Obama claims US credibility on line with Iran deal

Obama says better ties with Iran 'conceivable' post-deal however ties were not based on a warmer relationship with Iran

Obama claims US credibility on line with Iran deal

World Bulletin / News Desk

President Barack Obama made a wide-ranging defense of the recently brokered Iran nuclear deal on Sunday.

"It is very important, I think, over the next several weeks, to not get distracted by tone, vote counts, is Mitch McConnell's feelings hurt?“ Obama said in an interview with CNN’s Fareed Zakaria that aired Sunday, referring to the Republican Senate Majority Leader. “I don’t intend to lose on this.”

The Obama administration has been locked in a fierce public battle with Congress about the agreement, with lawmakers often lodging vitriol at officials during public testimony, and officials at times becoming visibly enraged at their comments.

The Obama administration was dealt a significant setback when Democratic Sen. Chuck Schumer announced on Thursday that he would vote against the deal, raising the stakes for the administration as it makes the case for the accord before Congress votes on the deal in September. Schumer is a key decision maker on Capitol Hill, and is one of the most senior Jewish members of Congress.

Earlier Steve Israel, Nita Lowey, and Ted Deutch -- announced that they would not support the deal.

Asked if Israeli Prime Minister Benjamin Netanyahu’s forceful lobbying in the U.S. against the deal is appropriate, Obama said that he couldn’t “recall a similar example”.

“I have repeatedly asked both Prime Minister Netanyahu and others to present me with a reasonable, realistic plan that would achieve exactly what this deal achieves, and I have yet to get a response,” he said while stressing that the U.S.’s commitment to Israel’s security is “sacrosanct”.

The American president added that it is “conceivable” that the accord could lead to better relations with Tehran. But he cautioned that the deal itself is not based on a warming of ties.

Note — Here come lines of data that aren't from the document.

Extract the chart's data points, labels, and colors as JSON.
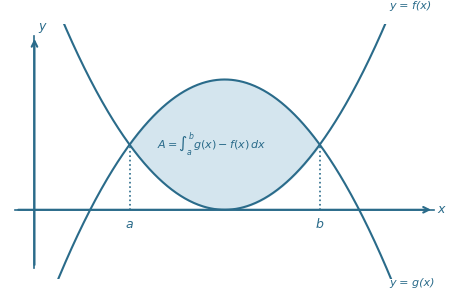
{
  "bg_color": "#ffffff",
  "curve_color": "#2a6b8a",
  "fill_color": "#b8d4e3",
  "fill_alpha": 0.6,
  "axis_color": "#2a6b8a",
  "text_color": "#2a6b8a",
  "a_val": 1.5,
  "b_val": 4.5,
  "label_fx": "y = f(x)",
  "label_gx": "y = g(x)",
  "label_a": "a",
  "label_b": "b",
  "label_x": "x",
  "label_y": "y",
  "xlim": [
    -0.5,
    6.5
  ],
  "ylim": [
    -1.2,
    3.2
  ],
  "x_axis_y": 0.0
}
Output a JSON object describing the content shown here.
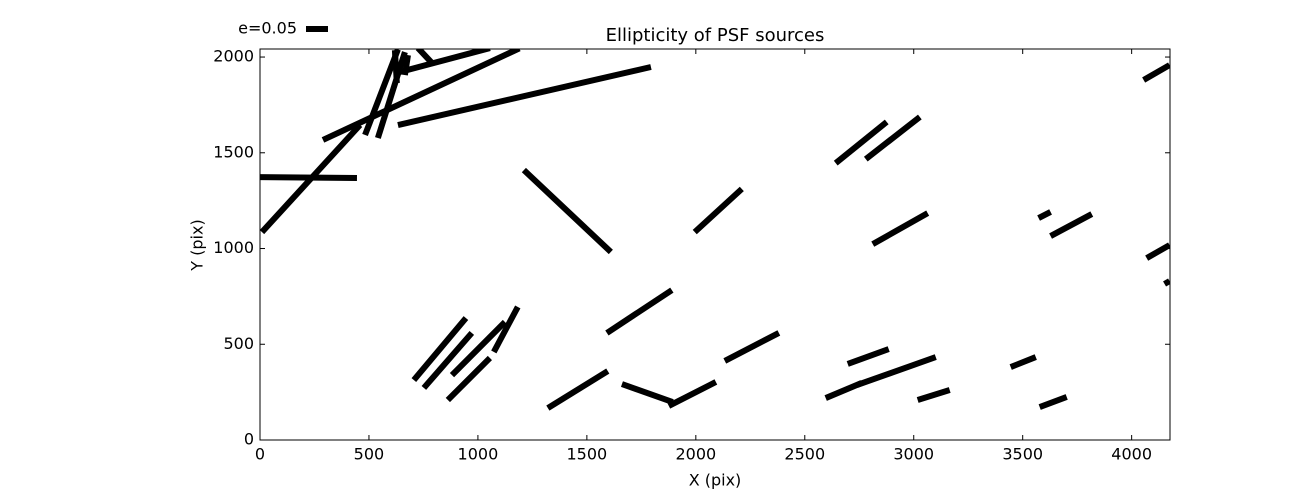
{
  "chart_data": {
    "type": "segments",
    "title": "Ellipticity of PSF sources",
    "x_label": "X (pix)",
    "y_label": "Y (pix)",
    "legend_label": "e=0.05",
    "color": "#000000",
    "xlim": [
      0,
      4176
    ],
    "ylim": [
      0,
      2042
    ],
    "xticks": [
      0,
      500,
      1000,
      1500,
      2000,
      2500,
      3000,
      3500,
      4000
    ],
    "yticks": [
      0,
      500,
      1000,
      1500,
      2000
    ],
    "segments": [
      {
        "x": [
          9,
          459
        ],
        "y": [
          1086,
          1645
        ]
      },
      {
        "x": [
          0,
          445
        ],
        "y": [
          1373,
          1368
        ]
      },
      {
        "x": [
          289,
          1190
        ],
        "y": [
          1567,
          2045
        ]
      },
      {
        "x": [
          633,
          1794
        ],
        "y": [
          1645,
          1948
        ]
      },
      {
        "x": [
          482,
          633
        ],
        "y": [
          1593,
          2040
        ]
      },
      {
        "x": [
          541,
          665
        ],
        "y": [
          1577,
          2026
        ]
      },
      {
        "x": [
          628,
          619
        ],
        "y": [
          1864,
          2036
        ]
      },
      {
        "x": [
          665,
          679
        ],
        "y": [
          1906,
          2010
        ]
      },
      {
        "x": [
          642,
          1055
        ],
        "y": [
          1922,
          2047
        ]
      },
      {
        "x": [
          725,
          789
        ],
        "y": [
          2047,
          1969
        ]
      },
      {
        "x": [
          1211,
          1610
        ],
        "y": [
          1410,
          982
        ]
      },
      {
        "x": [
          1995,
          2211
        ],
        "y": [
          1086,
          1311
        ]
      },
      {
        "x": [
          2642,
          2876
        ],
        "y": [
          1446,
          1661
        ]
      },
      {
        "x": [
          2780,
          3028
        ],
        "y": [
          1467,
          1687
        ]
      },
      {
        "x": [
          2812,
          3064
        ],
        "y": [
          1023,
          1185
        ]
      },
      {
        "x": [
          3573,
          3628
        ],
        "y": [
          1159,
          1191
        ]
      },
      {
        "x": [
          3628,
          3817
        ],
        "y": [
          1065,
          1180
        ]
      },
      {
        "x": [
          4055,
          4174
        ],
        "y": [
          1880,
          1958
        ]
      },
      {
        "x": [
          4069,
          4174
        ],
        "y": [
          950,
          1018
        ]
      },
      {
        "x": [
          4151,
          4174
        ],
        "y": [
          815,
          830
        ]
      },
      {
        "x": [
          706,
          945
        ],
        "y": [
          313,
          637
        ]
      },
      {
        "x": [
          752,
          972
        ],
        "y": [
          272,
          559
        ]
      },
      {
        "x": [
          881,
          1124
        ],
        "y": [
          339,
          616
        ]
      },
      {
        "x": [
          862,
          1055
        ],
        "y": [
          209,
          428
        ]
      },
      {
        "x": [
          1073,
          1183
        ],
        "y": [
          460,
          695
        ]
      },
      {
        "x": [
          1592,
          1890
        ],
        "y": [
          559,
          783
        ]
      },
      {
        "x": [
          1321,
          1596
        ],
        "y": [
          167,
          360
        ]
      },
      {
        "x": [
          1661,
          1894
        ],
        "y": [
          292,
          198
        ]
      },
      {
        "x": [
          1876,
          2092
        ],
        "y": [
          178,
          303
        ]
      },
      {
        "x": [
          2133,
          2381
        ],
        "y": [
          413,
          559
        ]
      },
      {
        "x": [
          2697,
          2885
        ],
        "y": [
          397,
          475
        ]
      },
      {
        "x": [
          2596,
          2761
        ],
        "y": [
          219,
          298
        ]
      },
      {
        "x": [
          2739,
          3101
        ],
        "y": [
          287,
          433
        ]
      },
      {
        "x": [
          3018,
          3165
        ],
        "y": [
          209,
          261
        ]
      },
      {
        "x": [
          3445,
          3560
        ],
        "y": [
          381,
          433
        ]
      },
      {
        "x": [
          3578,
          3702
        ],
        "y": [
          172,
          225
        ]
      }
    ]
  }
}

“The premise of this deal is not that Iran warms to the United States, or that we are engaging in any kind of strategic reassessment of the relationship,” said Obama.

The American president said that he thought that Russia, a key ally of Syrian President Bashar al-Assad, is more open to a political solution to Syria’s civil war following the Iran deal.

“What I have been encouraged by is that the Russians are now more interested in discussions around what a political transition, or at least, a framework for talks, would look like inside of Syria,” he said. “Presumably, Iran is seeing some of the same trends that are not good for them.”

“It is even conceivable that Saudi Arabia and Iran at some point, would begin to recognize that their enemy is chaos as much as anything else: what ISIL [Daesh] represents, what the collapse of Syria, or Yemen, or others, represent is far more dangerous than whatever rivalries that may exist between those two nation states,” he added.